Code of the District of Columbia

§ 22–4131. Definitions.

For the purposes of this chapter, the term:

(1) “Actual innocence” or “actually innocent” means that the person did not commit the crime of which he or she was convicted.

(2) “Biological material” means the contents of a sexual assault examination kit, bodily fluids (including, but not limited to, blood, semen, saliva, and vaginal fluid), hair, skin tissue, fingernail scrapings, bone, or other human DNA source matter which apparently derived from the perpetrator of a crime or, under circumstances that may be probative of the perpetrator’s identity, apparently derived from the victim of a crime. This definition applies equally to material that is present on other evidence, including, but not limited to, clothing, ligatures, bedding or other household material, drinking cups, or cigarettes, and to material that is recovered from evidence and thereafter maintained separately from that evidence, including, but not limited to, on a slide, on a swab, in cuttings, or in scrapings.

(3) “Crime of violence” means the crimes cited in § 23-1331(4).

(4) “DNA” means deoxyribonucleic acid.

(5) “DNA testing” means forensic DNA analysis of biological material.

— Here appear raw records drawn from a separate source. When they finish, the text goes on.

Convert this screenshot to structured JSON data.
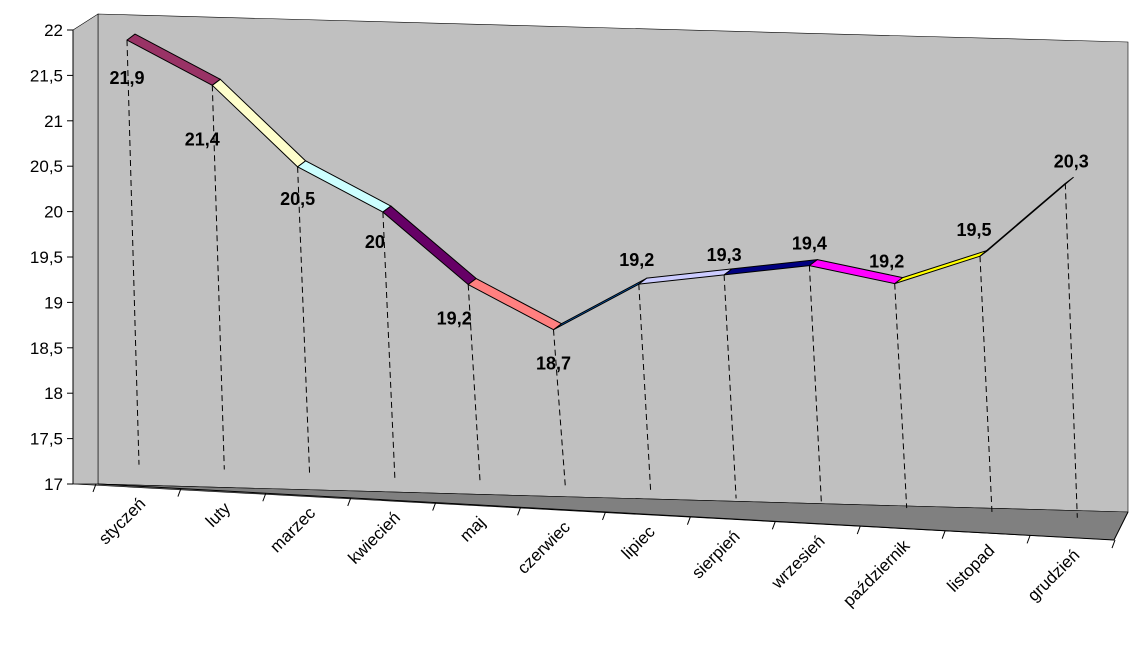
{
  "chart_data": {
    "type": "line",
    "title": "",
    "xlabel": "",
    "ylabel": "",
    "categories": [
      "styczeń",
      "luty",
      "marzec",
      "kwiecień",
      "maj",
      "czerwiec",
      "lipiec",
      "sierpień",
      "wrzesień",
      "październik",
      "listopad",
      "grudzień"
    ],
    "series": [
      {
        "values": [
          21.9,
          21.4,
          20.5,
          20.0,
          19.2,
          18.7,
          19.2,
          19.3,
          19.4,
          19.2,
          19.5,
          20.3
        ],
        "data_labels": [
          "21,9",
          "21,4",
          "20,5",
          "20",
          "19,2",
          "18,7",
          "19,2",
          "19,3",
          "19,4",
          "19,2",
          "19,5",
          "20,3"
        ]
      }
    ],
    "ylim": [
      17,
      22
    ],
    "y_ticks": [
      "17",
      "17,5",
      "18",
      "18,5",
      "19",
      "19,5",
      "20",
      "20,5",
      "21",
      "21,5",
      "22"
    ],
    "segment_colors": [
      "#993366",
      "#FFFFCC",
      "#CCFFFF",
      "#660066",
      "#FF8080",
      "#0066CC",
      "#CCCCFF",
      "#000080",
      "#FF00FF",
      "#FFFF00",
      "#00FFFF"
    ],
    "wall_color": "#C0C0C0",
    "floor_color": "#808080",
    "drop_lines": "dashed",
    "grid": false,
    "legend": "none",
    "style": "3d-line"
  }
}
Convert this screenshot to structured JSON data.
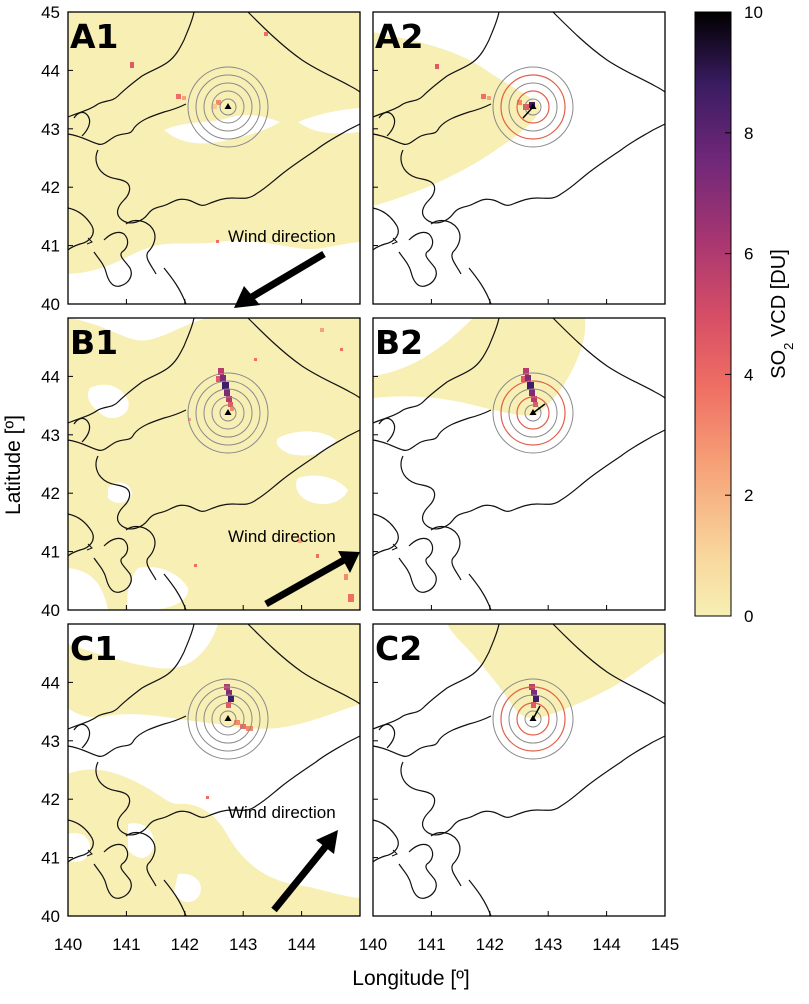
{
  "figure": {
    "xlabel": "Longitude [º]",
    "ylabel": "Latitude [º]",
    "x_ticks": [
      "140",
      "141",
      "142",
      "143",
      "144",
      "145"
    ],
    "y_ticks": [
      "40",
      "41",
      "42",
      "43",
      "44",
      "45"
    ],
    "wind_label": "Wind direction",
    "volcano_icon": "triangle-marker"
  },
  "colorbar": {
    "title_prefix": "SO",
    "title_sub": "2",
    "title_suffix": " VCD [DU]",
    "ticks": [
      "0",
      "2",
      "4",
      "6",
      "8",
      "10"
    ],
    "min": 0,
    "max": 10,
    "colors": [
      "#f7efb4",
      "#f8c98f",
      "#f58a66",
      "#e15962",
      "#b83d6e",
      "#7e2b7a",
      "#3f1d6b",
      "#000000"
    ]
  },
  "panels": [
    {
      "id": "A1",
      "label": "A1",
      "wind_arrow": "toward-southwest"
    },
    {
      "id": "A2",
      "label": "A2",
      "wind_arrow": ""
    },
    {
      "id": "B1",
      "label": "B1",
      "wind_arrow": "toward-northeast"
    },
    {
      "id": "B2",
      "label": "B2",
      "wind_arrow": ""
    },
    {
      "id": "C1",
      "label": "C1",
      "wind_arrow": "toward-northeast"
    },
    {
      "id": "C2",
      "label": "C2",
      "wind_arrow": ""
    }
  ]
}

(6) “Law enforcement agencies” means the Metropolitan Police Department, the Corporation Counsel for the District of Columbia, prosecutors, or any other governmental agency that has the authority to investigate, make arrests for, or prosecute or adjudicate District of Columbia criminal or delinquency offenses. The term “law enforcement agencies” shall include law enforcement agencies that have entered into cooperative agreements with the Metropolitan Police Department pursuant to § 5-133.17, to the extent the law enforcement agency is acting pursuant to such a cooperative agreement.

(7) “New evidence” means evidence that:

(A) Was not personally known and could not, in the exercise of reasonable diligence, have been personally known to the movant at the time of the trial or the plea proceeding;

(B) Was personally known to the movant at the time of the trial or the plea proceeding, but could not be produced at that time because:

(i) The presence or the testimony of a witness could not be compelled or, in the exercise of reasonable diligence by the movant, otherwise obtained; or

(ii) Physical evidence, in the exercise of the movant’s reasonable diligence, could not be obtained; or

(C) Was obtained as a result of post-conviction DNA testing.